Herausforderung Barrierefreiheit
Barrierefreiheit ist eine große Herausforderung, denn der freie Platz ist meistens im Obergeschoß. Da kann man sich, wenn es einmal so weit ist, mit Treppenliften behelfen. Ein Oma-Apartment im Keller empfiehlt sich wirklich nur, wenn ausreichend Tageslicht vorhanden ist, etwa in Hanglage. Amann macht einen anderen Vorschlag: „Spannend ist etwa, für die Oma ein eigenes Mikro-Haus im Garten aufzustellen.“ Der Nachsatz: „Solche Lösungen sind auch ohne Baubewilligung möglich.“
Eine ikonische Einliegerwohnung in Hernals
Das Thema Ökologie mit der schwierigen Situation einer nordwärts gerichteten Hanglage zu vereinen war für Architekt Aichberger (aichberger-architektur.at) im Entwurf die größte Herausforderung an dem Konzept des Einfamilienhauses mit Einliegerwohnung in Wien-Hernals. Das Gebäude liegt auf einem schmalen, aber fast 45 Meter langen Grundstück am Nordrücken des Predigtstuhls. Der Baukörper neigt sich in Richtung Süden zum Hang hin und erhält dadurch seine prägnante Form. Um die topografische Situation optimal auszunutzen, wurde die Hauptebene mit Wohn- und Essbereich im dritten Geschoß situiert. Die Räume orientieren sich sowohl zum Garten in Richtung Süden als auch nordwärts in Richtung des unverbaubaren Ausblicks. Über der Wohnebene befindet sich das Schlafgeschoß. In seiner Fassadengestaltung faltet es sich über die großteils verglaste, darunter liegende Ebene. Ein grauer Kubus sticht aus dem weiß verputzten Baukörper heraus und markiert den darin befindlichen Wellness- und Saunabereich. Trotz der vier Ebenen stehen die Proportionen des Baukörpers im Verhältnis zu der vorwiegend aus Kleingartenhäusern bestehenden Bebauung der Umgebung. Das Gebäude (Niedrigstenergiehausstandard: 23 kWh/m² mit Fußbodenheizung) wurde mit einer Pellets-Brennwert-Heizanlage (12 kW), mit Sonnenkollektoren fürs Gebrauchswarmwasser und zur Heizungsunterstützung (21 m²), einem holzbefeuerten Specksteinofen sowie mit einer Photovoltaikanlage (Leistung 4,4 kWp) ausgestattet.
Stadt-Land-Gefälle
Neu gebaute Einliegerwohnungen unterliegen nicht der Preisbildung des Mietrechtsgesetzes. Man kann daher verlangen, was der Markt hergibt. Das Thema hat naturgemäß auch eine Stadt-Land-Tangente: Einliegerwohnungen sind ein prominenteres Thema im ländlichen und semiurbanen Raum. In der Stadt, wo jeder Quadratmeter viel stärker zu Buche schlägt, sind sie für die meisten kaum leistbar.

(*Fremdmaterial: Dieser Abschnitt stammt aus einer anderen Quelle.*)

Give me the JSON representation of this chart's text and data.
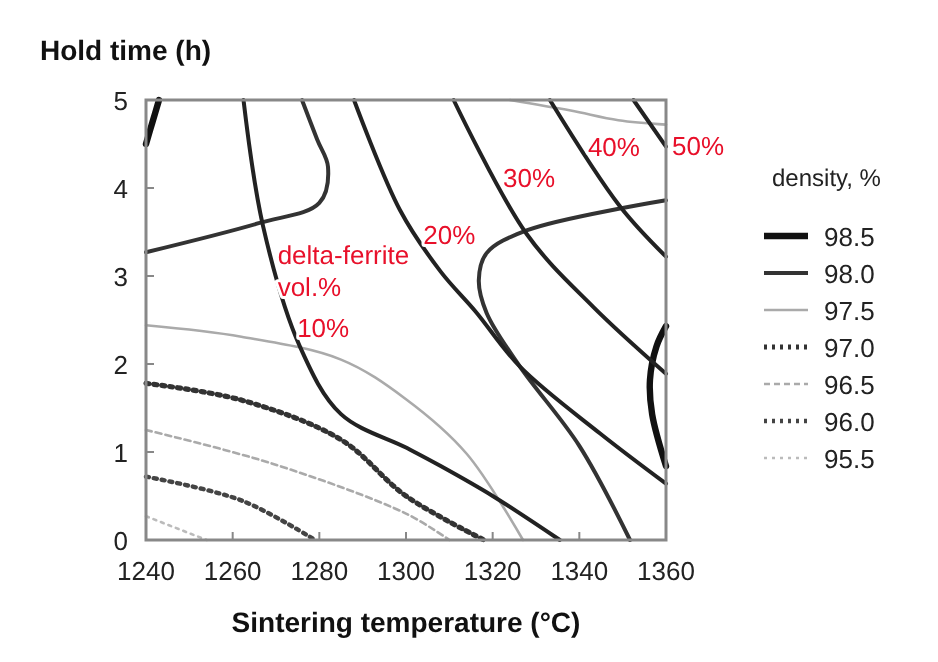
{
  "chart_data": {
    "type": "line",
    "xlabel": "Sintering temperature (°C)",
    "ylabel": "Hold time (h)",
    "legend_title": "density, %",
    "legend": "right",
    "xlim": [
      1240,
      1360
    ],
    "ylim": [
      0,
      5
    ],
    "xticks": [
      1240,
      1260,
      1280,
      1300,
      1320,
      1340,
      1360
    ],
    "yticks": [
      0,
      1,
      2,
      3,
      4,
      5
    ],
    "grid": false,
    "series": [
      {
        "name": "98.5",
        "color": "#111111",
        "line_style": "solid",
        "x": [
          1243,
          1241.5,
          1240,
          null,
          1360,
          1357.8,
          1356.3,
          1356.8,
          1360
        ],
        "values": [
          5,
          4.75,
          4.5,
          null,
          2.43,
          2.2,
          1.82,
          1.43,
          0.84
        ]
      },
      {
        "name": "98.0",
        "color": "#333333",
        "line_style": "solid",
        "x": [
          1240,
          1266,
          1280,
          1282,
          1279.5,
          1276,
          null,
          1360,
          1328,
          1318.6,
          1316.8,
          1318.6,
          1326.3,
          1340,
          1351.7
        ],
        "values": [
          3.27,
          3.6,
          3.83,
          4.24,
          4.55,
          5,
          null,
          3.86,
          3.52,
          3.26,
          2.95,
          2.58,
          1.97,
          1.07,
          0
        ]
      },
      {
        "name": "97.5",
        "color": "#aaaaaa",
        "line_style": "solid",
        "x": [
          1240,
          1262,
          1285,
          1300,
          1314,
          1327,
          null,
          1324,
          1338,
          1349,
          1360
        ],
        "values": [
          2.44,
          2.31,
          2.05,
          1.6,
          0.98,
          0,
          null,
          5,
          4.88,
          4.77,
          4.72
        ]
      },
      {
        "name": "97.0",
        "color": "#333333",
        "line_style": "dotted",
        "x": [
          1240,
          1262,
          1285,
          1300,
          1318
        ],
        "values": [
          1.78,
          1.59,
          1.14,
          0.5,
          0
        ]
      },
      {
        "name": "96.5",
        "color": "#aaaaaa",
        "line_style": "dashed",
        "x": [
          1240,
          1269,
          1300,
          1310
        ],
        "values": [
          1.25,
          0.87,
          0.3,
          0
        ]
      },
      {
        "name": "96.0",
        "color": "#444444",
        "line_style": "dotted",
        "x": [
          1240,
          1262,
          1279
        ],
        "values": [
          0.72,
          0.45,
          0
        ]
      },
      {
        "name": "95.5",
        "color": "#bbbbbb",
        "line_style": "dotted",
        "x": [
          1240,
          1254
        ],
        "values": [
          0.27,
          0
        ]
      },
      {
        "color": "#222222",
        "line_style": "solid",
        "x": [
          1262.5,
          1267,
          1275.5,
          1285,
          1300,
          1308,
          1320,
          1335.5
        ],
        "values": [
          5,
          3.57,
          2.2,
          1.43,
          1.05,
          0.84,
          0.5,
          0
        ]
      },
      {
        "color": "#222222",
        "line_style": "solid",
        "x": [
          1288,
          1298.6,
          1308,
          1316,
          1326.3,
          1344.8,
          1360
        ],
        "values": [
          5,
          3.75,
          3.05,
          2.6,
          1.97,
          1.21,
          0.64
        ]
      },
      {
        "color": "#222222",
        "line_style": "solid",
        "x": [
          1311,
          1327.8,
          1343.2,
          1360
        ],
        "values": [
          5,
          3.48,
          2.65,
          1.89
        ]
      },
      {
        "color": "#222222",
        "line_style": "solid",
        "x": [
          1333.2,
          1349.4,
          1360
        ],
        "values": [
          5,
          3.79,
          3.22
        ]
      },
      {
        "color": "#222222",
        "line_style": "solid",
        "x": [
          1352.5,
          1360
        ],
        "values": [
          5,
          4.47
        ]
      }
    ],
    "annotations": [
      {
        "text": "delta-ferrite vol.%",
        "x": 1269,
        "y": 3.05
      },
      {
        "text": "10%",
        "x": 1273.5,
        "y": 2.4
      },
      {
        "text": "20%",
        "x": 1302.6,
        "y": 3.45
      },
      {
        "text": "30%",
        "x": 1321,
        "y": 4.1
      },
      {
        "text": "40%",
        "x": 1340.6,
        "y": 4.45
      },
      {
        "text": "50%",
        "x": 1360,
        "y": 4.47
      }
    ]
  }
}
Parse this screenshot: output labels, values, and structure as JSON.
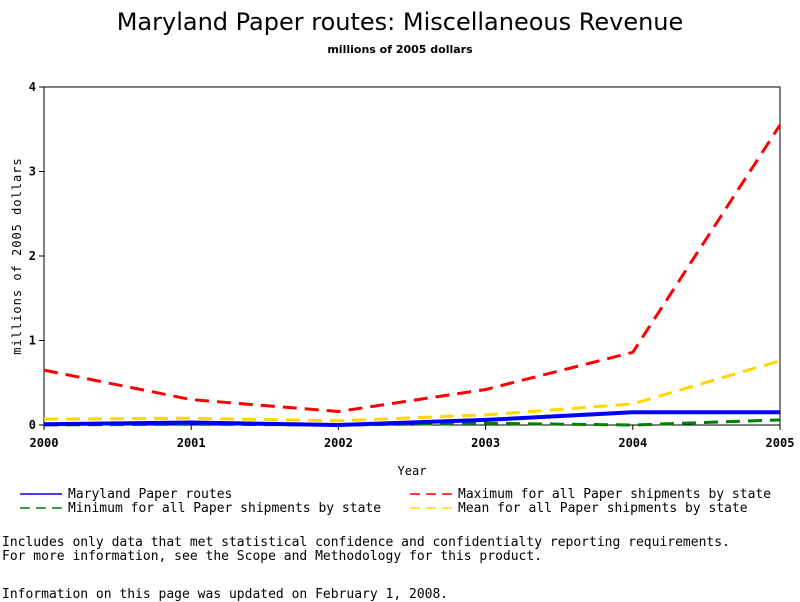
{
  "chart_data": {
    "type": "line",
    "title": "Maryland Paper routes: Miscellaneous Revenue",
    "subtitle": "millions of 2005 dollars",
    "xlabel": "Year",
    "ylabel": "millions of 2005 dollars",
    "x": [
      "2000",
      "2001",
      "2002",
      "2003",
      "2004",
      "2005"
    ],
    "x_ticks": [
      "2000",
      "2001",
      "2002",
      "2003",
      "2004",
      "2005"
    ],
    "y_ticks": [
      "0",
      "1",
      "2",
      "3",
      "4"
    ],
    "ylim": [
      0,
      4
    ],
    "grid": false,
    "legend_placement": "bottom",
    "series": [
      {
        "name": "Maryland Paper routes",
        "values": [
          0.01,
          0.03,
          0.0,
          0.06,
          0.15,
          0.15
        ],
        "color": "#0000ff",
        "style": "solid"
      },
      {
        "name": "Maximum for all Paper shipments by state",
        "values": [
          0.65,
          0.3,
          0.16,
          0.42,
          0.86,
          3.55
        ],
        "color": "#ff0000",
        "style": "dashed"
      },
      {
        "name": "Minimum for all Paper shipments by state",
        "values": [
          0.0,
          0.01,
          0.0,
          0.02,
          0.0,
          0.06
        ],
        "color": "#008000",
        "style": "dashed"
      },
      {
        "name": "Mean for all Paper shipments by state",
        "values": [
          0.07,
          0.08,
          0.05,
          0.12,
          0.25,
          0.76
        ],
        "color": "#ffd700",
        "style": "dashed"
      }
    ]
  },
  "notes": {
    "line1": "Includes only data that met statistical confidence and confidentialty reporting requirements.",
    "line2": "For more information, see the Scope and Methodology for this product.",
    "updated": "Information on this page was updated on February 1, 2008."
  }
}
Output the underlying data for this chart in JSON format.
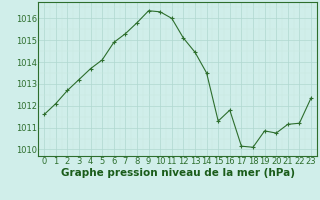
{
  "x": [
    0,
    1,
    2,
    3,
    4,
    5,
    6,
    7,
    8,
    9,
    10,
    11,
    12,
    13,
    14,
    15,
    16,
    17,
    18,
    19,
    20,
    21,
    22,
    23
  ],
  "y": [
    1011.6,
    1012.1,
    1012.7,
    1013.2,
    1013.7,
    1014.1,
    1014.9,
    1015.3,
    1015.8,
    1016.35,
    1016.3,
    1016.0,
    1015.1,
    1014.45,
    1013.5,
    1011.3,
    1011.8,
    1010.15,
    1010.1,
    1010.85,
    1010.75,
    1011.15,
    1011.2,
    1012.35
  ],
  "line_color": "#2d6e2d",
  "marker_color": "#2d6e2d",
  "bg_color": "#d0eeea",
  "grid_color_major": "#b0d8d0",
  "grid_color_minor": "#c8e8e0",
  "xlabel": "Graphe pression niveau de la mer (hPa)",
  "xlabel_color": "#1a5c1a",
  "tick_color": "#2d6e2d",
  "ylim": [
    1009.7,
    1016.75
  ],
  "yticks": [
    1010,
    1011,
    1012,
    1013,
    1014,
    1015,
    1016
  ],
  "xticks": [
    0,
    1,
    2,
    3,
    4,
    5,
    6,
    7,
    8,
    9,
    10,
    11,
    12,
    13,
    14,
    15,
    16,
    17,
    18,
    19,
    20,
    21,
    22,
    23
  ],
  "xlabel_fontsize": 7.5,
  "tick_fontsize": 6.0
}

Abschließend lässt sich sagen: Einliegerwohnungen vergrößern die Wohnfläche. Es gibt Lebensphasen, in denen dies wünschenswert ist, aber auch solche, wo mehr Raum eine zusätzliche Last bedeutet. Wenn eine Einliegerwohnung auch zur Fremdvermietung dienen soll, um das eigene Einkommen (z. B. in der Pension) aufzubessern, sollte sie unbedingt baulich abgeschlossen sein, mit eigenem Eingang und einem uneinsehbaren Freiraum. In einer touristischen Gegend kann die zusätzliche Wohneinheit auch als Ferienwohnung angeboten werden. Fest steht: Einsamkeit kommt unter den „richtigen Mitbewohnern“ bestimmt seltener auf.